The forces of creative destructive have been operating non-stop in the world associated with media, traditional and social. The latest loss has been at MarketWatch where about 13 may have been cut.
However, the other side of Schumpeterian dynamics is what is being born. Some see that as a fresh hope that any of us can figure out the new normal and create opportunity from it.
An acquaintance in social media lost his job. That isn't news, of course. What should get our attention is that he's in his 60s. Most would have written him off as finished. Within a month he had another full time job in social media and the commute isn't bad.

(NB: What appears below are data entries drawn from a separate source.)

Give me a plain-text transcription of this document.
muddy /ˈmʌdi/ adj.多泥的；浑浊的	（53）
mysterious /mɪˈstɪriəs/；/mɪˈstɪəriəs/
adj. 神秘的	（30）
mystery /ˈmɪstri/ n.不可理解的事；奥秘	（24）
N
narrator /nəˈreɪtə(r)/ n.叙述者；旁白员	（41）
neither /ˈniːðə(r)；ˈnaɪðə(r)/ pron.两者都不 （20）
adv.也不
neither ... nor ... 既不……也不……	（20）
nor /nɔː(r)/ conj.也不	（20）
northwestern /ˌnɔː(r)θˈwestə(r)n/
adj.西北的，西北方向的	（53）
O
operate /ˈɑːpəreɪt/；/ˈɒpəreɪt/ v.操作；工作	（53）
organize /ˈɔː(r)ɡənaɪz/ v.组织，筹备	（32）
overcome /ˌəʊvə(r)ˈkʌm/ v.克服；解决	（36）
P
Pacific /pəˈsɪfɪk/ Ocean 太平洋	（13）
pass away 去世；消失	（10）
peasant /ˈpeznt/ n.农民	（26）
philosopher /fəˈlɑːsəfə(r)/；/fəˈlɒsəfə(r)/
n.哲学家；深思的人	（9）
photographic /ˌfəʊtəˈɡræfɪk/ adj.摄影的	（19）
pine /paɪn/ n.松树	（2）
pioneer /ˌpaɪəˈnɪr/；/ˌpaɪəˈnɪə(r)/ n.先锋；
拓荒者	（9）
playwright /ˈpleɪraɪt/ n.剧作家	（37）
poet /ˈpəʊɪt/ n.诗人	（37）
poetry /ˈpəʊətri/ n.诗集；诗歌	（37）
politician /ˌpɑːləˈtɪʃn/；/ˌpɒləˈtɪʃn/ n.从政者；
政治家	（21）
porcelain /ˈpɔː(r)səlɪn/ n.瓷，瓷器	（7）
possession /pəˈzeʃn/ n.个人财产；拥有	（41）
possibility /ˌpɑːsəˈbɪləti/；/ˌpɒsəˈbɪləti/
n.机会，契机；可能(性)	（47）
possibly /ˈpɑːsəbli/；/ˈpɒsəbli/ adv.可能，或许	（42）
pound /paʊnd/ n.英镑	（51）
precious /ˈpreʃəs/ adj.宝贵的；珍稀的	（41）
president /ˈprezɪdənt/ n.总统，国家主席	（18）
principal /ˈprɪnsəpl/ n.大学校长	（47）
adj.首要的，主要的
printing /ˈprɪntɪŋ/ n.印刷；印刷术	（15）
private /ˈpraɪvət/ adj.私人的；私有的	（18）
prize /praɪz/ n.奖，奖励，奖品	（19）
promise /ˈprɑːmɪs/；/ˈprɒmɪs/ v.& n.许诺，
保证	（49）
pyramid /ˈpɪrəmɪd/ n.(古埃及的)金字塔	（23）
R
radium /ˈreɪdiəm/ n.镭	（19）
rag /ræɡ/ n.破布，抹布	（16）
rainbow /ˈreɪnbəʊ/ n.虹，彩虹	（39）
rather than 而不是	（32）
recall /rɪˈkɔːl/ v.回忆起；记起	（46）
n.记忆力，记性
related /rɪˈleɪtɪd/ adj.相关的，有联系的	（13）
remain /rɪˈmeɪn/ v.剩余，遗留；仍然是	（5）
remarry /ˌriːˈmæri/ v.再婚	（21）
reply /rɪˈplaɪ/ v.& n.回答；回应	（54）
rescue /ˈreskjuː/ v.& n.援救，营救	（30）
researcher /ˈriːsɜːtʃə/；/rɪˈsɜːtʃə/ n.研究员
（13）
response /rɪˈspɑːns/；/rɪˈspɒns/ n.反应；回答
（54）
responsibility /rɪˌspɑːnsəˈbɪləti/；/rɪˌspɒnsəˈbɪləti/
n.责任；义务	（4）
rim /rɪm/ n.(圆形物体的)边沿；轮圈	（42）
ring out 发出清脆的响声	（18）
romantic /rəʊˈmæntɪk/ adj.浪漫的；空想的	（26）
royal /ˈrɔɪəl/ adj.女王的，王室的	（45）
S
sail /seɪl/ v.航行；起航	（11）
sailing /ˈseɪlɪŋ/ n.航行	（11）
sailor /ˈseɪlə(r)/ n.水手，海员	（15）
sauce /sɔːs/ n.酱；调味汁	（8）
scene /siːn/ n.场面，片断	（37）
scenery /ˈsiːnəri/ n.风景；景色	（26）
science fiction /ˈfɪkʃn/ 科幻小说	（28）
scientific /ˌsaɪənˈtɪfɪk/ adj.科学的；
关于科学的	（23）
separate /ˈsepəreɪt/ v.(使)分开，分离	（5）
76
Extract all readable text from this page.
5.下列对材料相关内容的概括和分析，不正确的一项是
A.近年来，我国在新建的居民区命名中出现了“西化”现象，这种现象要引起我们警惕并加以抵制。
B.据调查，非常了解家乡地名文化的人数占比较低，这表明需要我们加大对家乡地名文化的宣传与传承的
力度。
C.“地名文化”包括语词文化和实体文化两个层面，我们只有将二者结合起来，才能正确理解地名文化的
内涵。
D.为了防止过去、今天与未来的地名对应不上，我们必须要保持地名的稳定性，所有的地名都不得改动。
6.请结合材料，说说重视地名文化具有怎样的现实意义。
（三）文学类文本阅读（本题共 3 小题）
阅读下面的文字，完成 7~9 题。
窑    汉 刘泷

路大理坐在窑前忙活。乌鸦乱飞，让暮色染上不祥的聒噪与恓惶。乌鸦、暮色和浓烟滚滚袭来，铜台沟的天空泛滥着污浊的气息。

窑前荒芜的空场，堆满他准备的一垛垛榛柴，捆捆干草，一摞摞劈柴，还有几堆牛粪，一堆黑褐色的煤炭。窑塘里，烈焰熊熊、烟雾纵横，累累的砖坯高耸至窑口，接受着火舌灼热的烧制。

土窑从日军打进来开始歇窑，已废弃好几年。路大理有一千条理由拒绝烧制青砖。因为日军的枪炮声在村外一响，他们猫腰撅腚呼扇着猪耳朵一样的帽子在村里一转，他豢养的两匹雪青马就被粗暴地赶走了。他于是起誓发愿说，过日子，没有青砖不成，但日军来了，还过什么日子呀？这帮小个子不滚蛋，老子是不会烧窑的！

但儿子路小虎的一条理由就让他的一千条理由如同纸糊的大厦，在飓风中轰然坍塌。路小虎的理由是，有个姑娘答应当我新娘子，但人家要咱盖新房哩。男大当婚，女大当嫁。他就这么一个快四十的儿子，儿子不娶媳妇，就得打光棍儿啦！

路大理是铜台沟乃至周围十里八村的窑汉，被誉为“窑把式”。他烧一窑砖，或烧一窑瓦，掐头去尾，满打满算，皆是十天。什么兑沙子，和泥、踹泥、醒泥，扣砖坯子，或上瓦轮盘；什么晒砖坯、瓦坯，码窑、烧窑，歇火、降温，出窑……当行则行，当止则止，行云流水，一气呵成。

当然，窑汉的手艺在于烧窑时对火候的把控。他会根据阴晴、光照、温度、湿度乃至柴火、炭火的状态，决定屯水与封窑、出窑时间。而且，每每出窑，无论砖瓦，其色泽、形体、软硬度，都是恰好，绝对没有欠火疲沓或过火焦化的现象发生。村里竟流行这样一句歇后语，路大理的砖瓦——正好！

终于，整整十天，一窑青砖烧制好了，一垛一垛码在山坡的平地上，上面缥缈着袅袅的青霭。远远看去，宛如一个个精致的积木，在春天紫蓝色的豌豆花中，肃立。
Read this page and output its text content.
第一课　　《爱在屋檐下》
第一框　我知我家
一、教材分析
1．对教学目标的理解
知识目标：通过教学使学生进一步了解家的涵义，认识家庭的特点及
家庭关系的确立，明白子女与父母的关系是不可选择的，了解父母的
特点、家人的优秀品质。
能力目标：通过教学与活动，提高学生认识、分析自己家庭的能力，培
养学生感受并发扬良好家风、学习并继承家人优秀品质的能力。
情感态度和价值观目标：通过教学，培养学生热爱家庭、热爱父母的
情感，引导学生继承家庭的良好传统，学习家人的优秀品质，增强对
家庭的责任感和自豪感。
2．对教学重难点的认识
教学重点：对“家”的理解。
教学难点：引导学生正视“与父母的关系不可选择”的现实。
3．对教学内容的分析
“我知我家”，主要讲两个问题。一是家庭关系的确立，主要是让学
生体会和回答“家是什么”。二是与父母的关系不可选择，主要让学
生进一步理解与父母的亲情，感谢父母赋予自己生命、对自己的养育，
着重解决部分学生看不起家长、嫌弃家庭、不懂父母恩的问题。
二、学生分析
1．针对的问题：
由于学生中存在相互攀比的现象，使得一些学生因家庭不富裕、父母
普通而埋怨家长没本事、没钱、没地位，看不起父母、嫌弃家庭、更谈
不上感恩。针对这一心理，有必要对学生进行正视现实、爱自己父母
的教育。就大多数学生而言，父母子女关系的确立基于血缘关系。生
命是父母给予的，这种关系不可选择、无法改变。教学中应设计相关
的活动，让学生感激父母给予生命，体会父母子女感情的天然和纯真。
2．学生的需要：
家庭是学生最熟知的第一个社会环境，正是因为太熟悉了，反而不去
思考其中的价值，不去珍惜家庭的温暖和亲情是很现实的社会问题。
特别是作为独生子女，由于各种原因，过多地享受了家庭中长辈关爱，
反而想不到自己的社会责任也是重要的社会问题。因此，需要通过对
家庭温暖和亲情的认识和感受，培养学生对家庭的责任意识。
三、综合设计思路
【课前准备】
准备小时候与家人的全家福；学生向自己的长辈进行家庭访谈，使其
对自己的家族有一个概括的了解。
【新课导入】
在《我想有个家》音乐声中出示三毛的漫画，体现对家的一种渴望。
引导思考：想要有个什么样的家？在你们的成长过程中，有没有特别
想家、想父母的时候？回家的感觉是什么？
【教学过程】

While developments like this may be encouraging they're upsetting because they reinforce that we don't know, do we, what's happening in the current job market, never mind what will happen.
That sinking sensation that we aren't all knowing, if we acknowledge it, could be the incentive for seeking out the "enlightenment" of zen. At the New Haven, Connecticut Zen Center, for example, Buddhist monks such as Ken Kessel lead a meditation practice which opens the mind to accepting "not knowing."
Although surrendering to not knowing is scary it also liberates us from having to predict the future. In the late 1960s, some experts made the forecast there would be a shortage of college teachers in the humanities. A whole generation was encouraged via three-year government fellowships to enter doctoral programs. In the early 1970s, those jobs didn't get created. Schumpeterian dynamics cast us out into a world which mocked what it perceived as over-education. What if I had entered the doctoral program with the mindset of "not knowing" where the studies would lead? The suffering would have been cut in half, at least.